Wer in diesem Umfeld besteht, hat eines gezeigt: Er kennt und bedient die Bedürfnisse der Nutzer besser als die Konkurrenz. Und dies funktioniert nur, wenn ich meine Kunden kenne. Oder anders: wenn ich möglichst viele Daten über meine Kunden habe. Denn Facebook & Co. nutzen unsere Daten nicht nur, um sie weiter zu verkaufen und uns mit Werbung zuzumüllen. Nein, die Daten werden auch genutzt, um uns relevante Inhalte (d.h. Mehrwert) zu zeigen. Und was als relevant angesehen wird, entscheiden KI-Systeme aufgrund der vorhandenen Daten. Sind diese Daten nicht ausreichend, wird der Nutzer die angezeigten Inhalte nicht als relevant empfinden und ggf. den Service nicht mehr nutzen.
Rahmenbedingungen schlagen politisches Wunschdenken
Auf politischer Ebene wird ja immer wieder beklagt, dass es keine europäischen Internetkonzerne als Gegengewicht zu den amerikanischen gibt. Man hätte gerne eine europäische Suchmaschine und ein soziales Netzwerk. Aber offensichtlich sind die wirtschaftlichen und politischen Rahmenbedingungen nicht so geschaffen, dass entsprechende Unternehmen hier entstehen.
Und dies wird im Bereich KI nicht viel anders sein. Ja, es gibt Szenarien, in denen man keine personenbezogenen Daten benötigt, z.B. in der Landwirtschaft. Aber die allermeisten Szenarien, die Mehrwert versprechen, werden personenbezogene Daten benötigen. Und da ist der Fokus auf die DSGVO nicht hilfreich. Wer setzt sich als Startup denn dem Risiko aus, unter die Räder der Datenschutzbehörden zu gelangen? Wer lässt sich schon gerne als Datenkrake verunglimpfen?
Hier muss sich Europa entscheiden. Als Vorreiter in Datenschutz und KI zu gelten, wird nicht funktionieren. Natürlich ist es wünschenswert, dass die Nutzer mehr Kontrolle über ihre Daten erhalten. Gleichzeitig ist es in ihrem Interesse bessere Produkte und Services zu erhalten. Und Unternehmen gehen dorthin, wo sie die besten Rahmenbedingungen finden. Und die EU hat festgestellt, dass dies für europäische Gründer zunehmend ausserhalb Europas ist.

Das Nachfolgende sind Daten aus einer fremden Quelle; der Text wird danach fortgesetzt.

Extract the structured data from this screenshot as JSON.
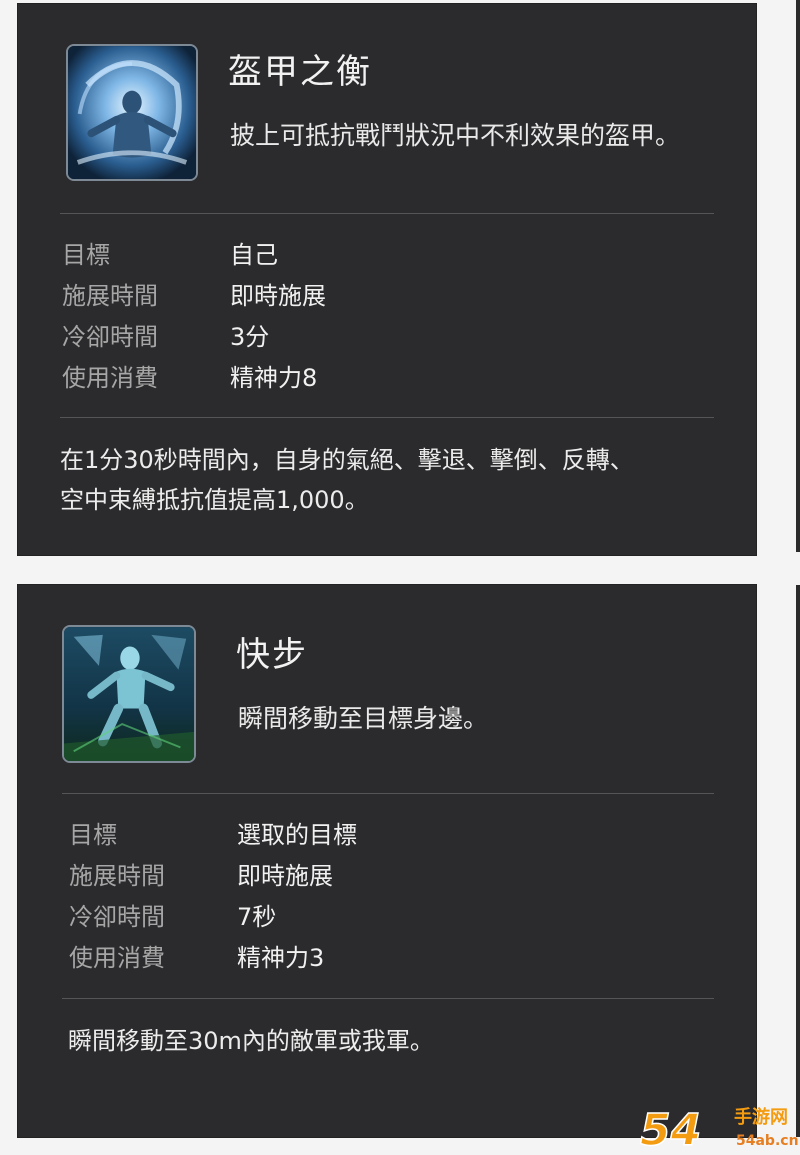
{
  "skills": [
    {
      "name": "盔甲之衡",
      "description": "披上可抵抗戰鬥狀況中不利效果的盔甲。",
      "icon": "armor-aura-icon",
      "stats": [
        {
          "label": "目標",
          "value": "自己"
        },
        {
          "label": "施展時間",
          "value": "即時施展"
        },
        {
          "label": "冷卻時間",
          "value": "3分"
        },
        {
          "label": "使用消費",
          "value": "精神力8"
        }
      ],
      "detail_lines": [
        "在1分30秒時間內，自身的氣絕、擊退、擊倒、反轉、",
        "空中束縛抵抗值提高1,000。"
      ]
    },
    {
      "name": "快步",
      "description": "瞬間移動至目標身邊。",
      "icon": "teleport-step-icon",
      "stats": [
        {
          "label": "目標",
          "value": "選取的目標"
        },
        {
          "label": "施展時間",
          "value": "即時施展"
        },
        {
          "label": "冷卻時間",
          "value": "7秒"
        },
        {
          "label": "使用消費",
          "value": "精神力3"
        }
      ],
      "detail_lines": [
        "瞬間移動至30m內的敵軍或我軍。"
      ]
    }
  ],
  "watermark": {
    "number_text": "54",
    "domain_text": "手游网",
    "url_text": "54ab.cn"
  },
  "colors": {
    "card_bg": "#2b2b2d",
    "label": "#a6a6a6",
    "value": "#f1f1f1",
    "watermark_orange": "#f39c12"
  }
}
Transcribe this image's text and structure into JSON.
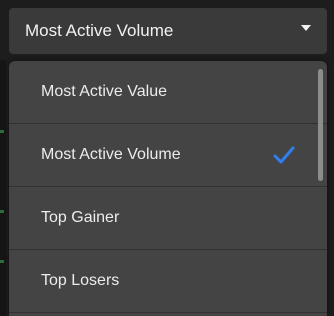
{
  "dropdown": {
    "selected_value": "Most Active Volume",
    "caret_icon": "caret-down-icon",
    "options": [
      {
        "label": "Most Active Value",
        "selected": false
      },
      {
        "label": "Most Active Volume",
        "selected": true
      },
      {
        "label": "Top Gainer",
        "selected": false
      },
      {
        "label": "Top Losers",
        "selected": false
      }
    ],
    "check_icon": "checkmark-icon",
    "check_color": "#2f7ff0"
  },
  "colors": {
    "background": "#1d1d1d",
    "select_bg": "#3a3a3a",
    "menu_bg": "#444444",
    "text": "#ececec"
  }
}
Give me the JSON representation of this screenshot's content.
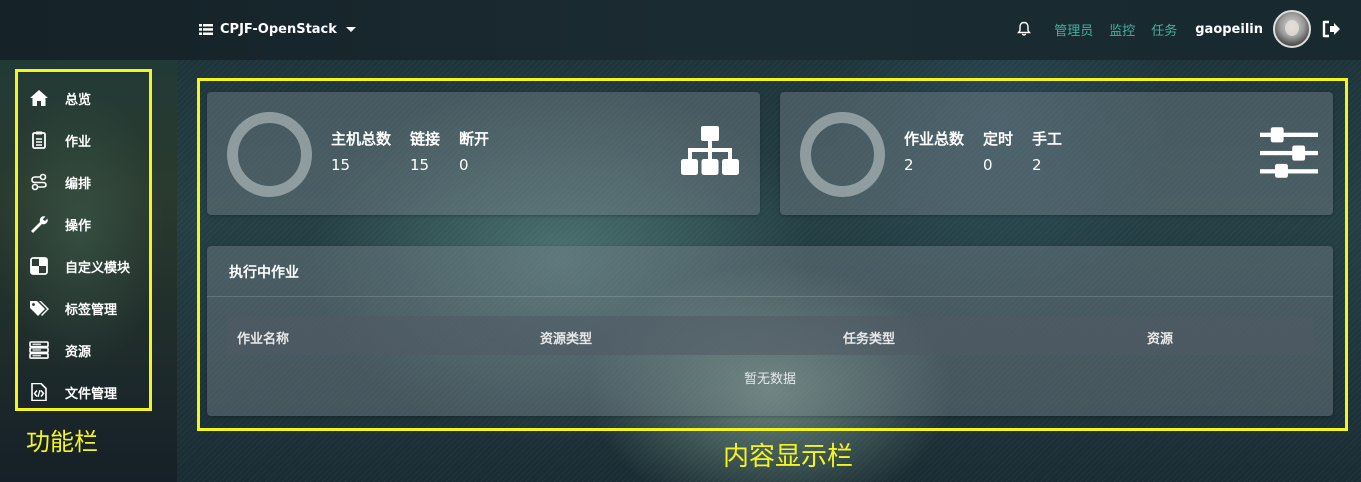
{
  "topbar": {
    "project_name": "CPJF-OpenStack",
    "links": [
      "管理员",
      "监控",
      "任务"
    ],
    "username": "gaopeilin"
  },
  "sidebar": {
    "items": [
      {
        "label": "总览",
        "icon": "home-icon"
      },
      {
        "label": "作业",
        "icon": "clipboard-icon"
      },
      {
        "label": "编排",
        "icon": "workflow-icon"
      },
      {
        "label": "操作",
        "icon": "wrench-icon"
      },
      {
        "label": "自定义模块",
        "icon": "puzzle-icon"
      },
      {
        "label": "标签管理",
        "icon": "tags-icon"
      },
      {
        "label": "资源",
        "icon": "server-icon"
      },
      {
        "label": "文件管理",
        "icon": "code-file-icon"
      }
    ]
  },
  "annotations": {
    "left": "功能栏",
    "right": "内容显示栏"
  },
  "hosts_card": {
    "stats": [
      {
        "label": "主机总数",
        "value": "15"
      },
      {
        "label": "链接",
        "value": "15"
      },
      {
        "label": "断开",
        "value": "0"
      }
    ],
    "icon": "network-tree-icon"
  },
  "jobs_summary_card": {
    "stats": [
      {
        "label": "作业总数",
        "value": "2"
      },
      {
        "label": "定时",
        "value": "0"
      },
      {
        "label": "手工",
        "value": "2"
      }
    ],
    "icon": "sliders-icon"
  },
  "running_jobs": {
    "title": "执行中作业",
    "columns": [
      "作业名称",
      "资源类型",
      "任务类型",
      "资源"
    ],
    "empty_text": "暂无数据"
  },
  "colors": {
    "annotation_yellow": "#f5f51e",
    "link_teal": "#45b0a0"
  }
}
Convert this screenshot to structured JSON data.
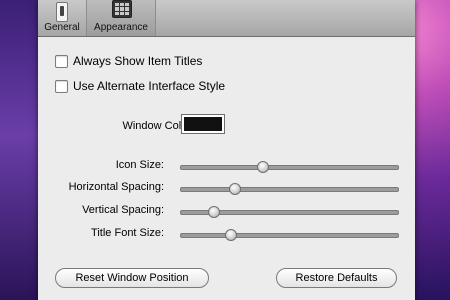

5. Grund: Ausgewogene Auseinandersetzung statt Polarisierung
Mein letzter Grund, sich mit KI näher zu beschäftigen, ist eng verbunden mit den politischen und gesellschaftlichen Aspekten: Wir können kein Interesse an einer Polarisierung der Diskussion haben. Und KI bietet einiges an Potential für eine Polarisierung, wenn wir es nicht schaffen, ein realistisches Bild von der Technologie zu vermitteln.
Wenn sich Befürworter und Gegner von KI unversöhnlich gegenüber stehen, ist keinem geholfen. Man kann eine kritische Haltung gegenüber KI haben. Es ist sogar wünschenswert, Methoden und Anwendungsfelder kritisch zu hinterfragen. Und wir brauchen den gesellschaftlichen Dialog über die Grenzen, die wir uns beim Einsatz von KI setzen wollen. Aber all dies kann nur auf der Basis eines sachlichen Verständnis der Thematik funktionieren.
Vielleicht waren ja einige Argumente und Informationen hilfreich, warum man sich mit dem Thema KI befassen sollte. In meinem nächsten Blogbeitrag beschäftige ich mich dann mit der Frage, warum es für die meisten Menschen so schwierig ist, sich ein realistisches Bild von den Möglichkeiten und Grenzen von KI zu verschaffen.